FMF expects 6 arguments:
- template_array $(n_{\mathrm{templates}} \times n_{\mathrm{stations}} \times n_{\mathrm{components}} \times n_{\mathrm{samples-in-template}})$
- moveout_array $(n_{\mathrm{templates}} \times n_{\mathrm{stations}} \times n_{\mathrm{components}})$
- weight_array $(n_{\mathrm{templates}} \times n_{\mathrm{stations}} \times n_{\mathrm{components}})$
- data_array $(n_{\mathrm{stations}} \times n_{\mathrm{components}} \times n_{\mathrm{samples-in-data}})$
- matched_filter_step 
- architecture

Because this example only uses a single template, $n_{\mathrm{templates}} = 1$.


In [None]:
# format the inputs for fmf by adding a new dimension
# with 1 element (because this example only uses one template)
template_array = template['waveforms'][np.newaxis, :]
print('Shape of the template array: ', template_array.shape)
moveouts = np.hstack( (template['moveouts_S'].reshape(-1, 1),
                       template['moveouts_S'].reshape(-1, 1),
                       template['moveouts_P'].reshape(-1, 1)) )
moveout_array = moveouts[np.newaxis, :]
print('Shape of the moveout array: ', moveout_array.shape)
# fmf requires a weight matrix used to compute the weighted correlation
# coefficient sum
weight_array = np.ones_like(moveout_array, dtype=np.float32)
n_stations = weight_array.shape[1]
n_components = weight_array.shape[2]
# normalize so that the max value is 1 (optional)
weight_array /= np.float32(n_stations * n_components)
print('Shape of the weight array: ', weight_array.shape)

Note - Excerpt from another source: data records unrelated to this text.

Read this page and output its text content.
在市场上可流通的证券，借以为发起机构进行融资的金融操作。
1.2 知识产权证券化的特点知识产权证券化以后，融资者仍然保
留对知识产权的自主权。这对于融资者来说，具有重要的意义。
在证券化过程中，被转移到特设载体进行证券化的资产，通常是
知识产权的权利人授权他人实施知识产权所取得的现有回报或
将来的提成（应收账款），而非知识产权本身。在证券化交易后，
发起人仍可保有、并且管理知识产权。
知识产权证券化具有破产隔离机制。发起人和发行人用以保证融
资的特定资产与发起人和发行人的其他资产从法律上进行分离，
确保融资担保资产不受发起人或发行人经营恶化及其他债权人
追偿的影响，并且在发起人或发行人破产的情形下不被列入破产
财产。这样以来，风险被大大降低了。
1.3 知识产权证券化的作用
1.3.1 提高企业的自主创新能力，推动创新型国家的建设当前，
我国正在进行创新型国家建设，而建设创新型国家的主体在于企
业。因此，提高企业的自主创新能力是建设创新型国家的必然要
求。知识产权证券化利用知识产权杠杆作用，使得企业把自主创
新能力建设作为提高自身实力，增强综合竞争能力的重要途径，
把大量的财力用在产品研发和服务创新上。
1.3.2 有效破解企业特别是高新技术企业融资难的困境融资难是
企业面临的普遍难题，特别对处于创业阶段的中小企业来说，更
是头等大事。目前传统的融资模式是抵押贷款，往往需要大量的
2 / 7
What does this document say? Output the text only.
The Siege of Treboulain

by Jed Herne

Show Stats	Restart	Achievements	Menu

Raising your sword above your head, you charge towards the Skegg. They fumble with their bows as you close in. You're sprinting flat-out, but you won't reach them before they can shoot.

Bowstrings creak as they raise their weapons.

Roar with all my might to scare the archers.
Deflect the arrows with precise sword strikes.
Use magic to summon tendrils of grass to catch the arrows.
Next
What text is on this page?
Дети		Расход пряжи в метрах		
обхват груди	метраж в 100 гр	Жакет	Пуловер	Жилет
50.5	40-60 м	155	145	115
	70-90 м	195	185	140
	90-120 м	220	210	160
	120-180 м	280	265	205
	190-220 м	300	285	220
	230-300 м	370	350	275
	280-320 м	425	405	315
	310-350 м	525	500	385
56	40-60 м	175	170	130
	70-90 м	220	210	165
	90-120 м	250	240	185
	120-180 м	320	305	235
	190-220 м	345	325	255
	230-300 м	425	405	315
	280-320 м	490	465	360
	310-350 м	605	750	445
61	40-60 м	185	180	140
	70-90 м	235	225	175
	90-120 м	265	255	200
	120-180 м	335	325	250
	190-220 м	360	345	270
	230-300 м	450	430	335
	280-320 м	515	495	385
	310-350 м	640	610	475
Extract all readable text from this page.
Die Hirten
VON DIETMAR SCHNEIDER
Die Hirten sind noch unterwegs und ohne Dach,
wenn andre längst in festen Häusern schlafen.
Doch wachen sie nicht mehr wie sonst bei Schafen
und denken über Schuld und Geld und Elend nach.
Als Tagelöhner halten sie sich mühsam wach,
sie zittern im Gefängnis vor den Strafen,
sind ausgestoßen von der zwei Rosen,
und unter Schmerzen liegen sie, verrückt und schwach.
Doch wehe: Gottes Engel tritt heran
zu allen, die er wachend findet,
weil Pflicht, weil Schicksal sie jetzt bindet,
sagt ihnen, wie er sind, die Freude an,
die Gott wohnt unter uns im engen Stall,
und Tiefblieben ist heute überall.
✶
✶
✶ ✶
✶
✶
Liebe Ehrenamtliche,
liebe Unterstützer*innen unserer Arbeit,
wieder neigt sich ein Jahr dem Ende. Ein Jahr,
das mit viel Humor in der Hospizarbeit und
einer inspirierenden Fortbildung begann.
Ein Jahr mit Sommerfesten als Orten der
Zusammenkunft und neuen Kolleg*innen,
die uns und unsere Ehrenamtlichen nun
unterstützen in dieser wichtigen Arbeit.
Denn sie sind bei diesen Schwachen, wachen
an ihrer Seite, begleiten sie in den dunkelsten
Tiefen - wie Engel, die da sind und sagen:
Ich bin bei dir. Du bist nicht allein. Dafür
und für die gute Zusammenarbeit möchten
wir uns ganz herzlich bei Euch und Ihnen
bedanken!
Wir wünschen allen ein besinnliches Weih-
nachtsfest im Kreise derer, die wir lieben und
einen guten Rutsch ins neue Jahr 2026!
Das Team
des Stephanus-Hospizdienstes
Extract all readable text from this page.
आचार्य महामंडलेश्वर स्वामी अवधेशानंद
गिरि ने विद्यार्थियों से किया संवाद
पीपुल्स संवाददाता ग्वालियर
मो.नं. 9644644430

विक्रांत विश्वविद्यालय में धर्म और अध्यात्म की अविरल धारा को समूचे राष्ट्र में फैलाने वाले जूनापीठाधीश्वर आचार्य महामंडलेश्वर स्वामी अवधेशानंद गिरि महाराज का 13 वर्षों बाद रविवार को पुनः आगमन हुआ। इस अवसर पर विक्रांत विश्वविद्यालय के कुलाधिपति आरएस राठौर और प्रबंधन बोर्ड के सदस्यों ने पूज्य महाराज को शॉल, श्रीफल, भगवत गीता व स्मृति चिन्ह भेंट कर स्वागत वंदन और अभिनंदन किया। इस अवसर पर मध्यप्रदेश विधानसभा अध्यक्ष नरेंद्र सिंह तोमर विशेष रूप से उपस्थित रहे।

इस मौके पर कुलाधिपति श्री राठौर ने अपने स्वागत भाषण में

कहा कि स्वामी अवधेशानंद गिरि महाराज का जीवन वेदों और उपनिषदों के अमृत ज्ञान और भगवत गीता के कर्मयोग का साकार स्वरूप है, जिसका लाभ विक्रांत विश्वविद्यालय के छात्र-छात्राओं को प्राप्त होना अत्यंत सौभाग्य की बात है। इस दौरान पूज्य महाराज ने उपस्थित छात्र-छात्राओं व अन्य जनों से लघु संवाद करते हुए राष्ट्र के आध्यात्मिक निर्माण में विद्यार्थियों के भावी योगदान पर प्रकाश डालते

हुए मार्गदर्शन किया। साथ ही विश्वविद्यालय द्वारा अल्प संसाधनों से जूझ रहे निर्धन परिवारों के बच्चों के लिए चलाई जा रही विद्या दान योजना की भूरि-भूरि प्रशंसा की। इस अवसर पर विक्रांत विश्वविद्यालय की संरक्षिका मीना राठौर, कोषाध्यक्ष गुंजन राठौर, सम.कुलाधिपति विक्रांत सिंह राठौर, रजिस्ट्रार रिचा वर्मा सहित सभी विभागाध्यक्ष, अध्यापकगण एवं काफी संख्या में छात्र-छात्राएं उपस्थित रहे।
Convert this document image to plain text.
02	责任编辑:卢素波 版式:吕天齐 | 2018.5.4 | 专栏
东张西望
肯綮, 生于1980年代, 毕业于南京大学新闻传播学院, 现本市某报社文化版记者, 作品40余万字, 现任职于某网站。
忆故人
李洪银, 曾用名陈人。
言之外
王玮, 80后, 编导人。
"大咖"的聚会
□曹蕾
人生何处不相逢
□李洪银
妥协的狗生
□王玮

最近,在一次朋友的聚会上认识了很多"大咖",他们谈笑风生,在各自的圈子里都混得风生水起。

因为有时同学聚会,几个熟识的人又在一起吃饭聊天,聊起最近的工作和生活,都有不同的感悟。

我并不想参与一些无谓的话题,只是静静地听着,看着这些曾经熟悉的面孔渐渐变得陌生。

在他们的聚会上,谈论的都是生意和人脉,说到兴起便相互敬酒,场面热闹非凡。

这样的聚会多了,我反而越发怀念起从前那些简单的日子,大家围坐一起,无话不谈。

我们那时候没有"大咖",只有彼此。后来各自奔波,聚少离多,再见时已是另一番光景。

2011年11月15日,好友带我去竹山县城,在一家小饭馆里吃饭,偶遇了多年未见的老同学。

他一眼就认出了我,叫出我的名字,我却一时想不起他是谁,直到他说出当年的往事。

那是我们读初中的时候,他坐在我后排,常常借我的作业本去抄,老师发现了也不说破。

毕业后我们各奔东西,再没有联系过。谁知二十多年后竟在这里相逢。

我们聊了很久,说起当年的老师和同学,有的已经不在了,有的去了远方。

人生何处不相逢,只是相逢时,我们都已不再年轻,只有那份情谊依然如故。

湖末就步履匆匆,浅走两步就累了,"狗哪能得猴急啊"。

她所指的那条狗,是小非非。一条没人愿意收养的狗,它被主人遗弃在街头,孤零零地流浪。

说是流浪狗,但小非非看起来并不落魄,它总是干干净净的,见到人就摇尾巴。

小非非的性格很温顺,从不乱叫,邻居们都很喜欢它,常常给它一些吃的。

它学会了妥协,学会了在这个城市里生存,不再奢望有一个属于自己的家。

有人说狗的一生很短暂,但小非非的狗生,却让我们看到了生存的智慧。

# fmf needs two extra arguments:
matched_filter_step = 1 # if set to 1, the sliding windows are taken every sample
architecture = 'cpu' # run fmf on GPUs (other option is 'cpu')

## Run FMF!

FMF takes care of the core task of template matching: computing the correlation coefficients between the template and the data.

In [None]:
t_start = give_time()
cc_sum = fmf.matched_filter(template_array,
                            moveout_array,
                            weight_array,
                            data['waveforms'],
                            matched_filter_step,
                            arch=architecture)
t_end = give_time()
print('{:.2f} s to run the matched filter search'.format(t_end-t_start))

## Save the correlation coefficient time series

In [None]:
# save the output
with h5.File('./output/cc_sum.h5', mode='w') as f:
    f.create_dataset('cc_sum', data=cc_sum, compression='gzip')

## Plot the correlation coefficients

Note that the max value should be one, since we extracted the template event from this day and we are using **matched_filter_step** = 1. Note also that this is only possible when there are no rounding errors between the times used to extract the windows and the moveouts given to FMF (which is a common error!). Remember that we took care of rounding our travel times before extracting the windows, in order to have consistent window shifts and moveouts.

In [None]:
# tune some plotting parameters
font = {'family': 'serif', 
        'size': 18}
plt.rc('font', **font)

In [None]:
# plot the cc time series
figsize = (28, 12)
plt.figure('cc_sum', figsize=figsize)
time = np.linspace(0., float(cc_sum.shape[1]) / data['metadata']['sampling_rate'], cc_sum.shape[1])
smart_plot = np.abs(cc_sum[0, :]) > 2.5 * np.std(cc_sum[0, :])
plt.plot(time[smart_plot], cc_sum[0, smart_plot], lw=0.5)
plt.axhline(1, lw=2, ls='--', color='k')
plt.xlabel('Time (s)')
plt.ylabel('Average correlation coefficient')
plt.xlim(time.min(), time.max())
plt.show()

If the plot looks odd, with missing values, this is because we discard most of the low values to make the plot more friendly for your computer.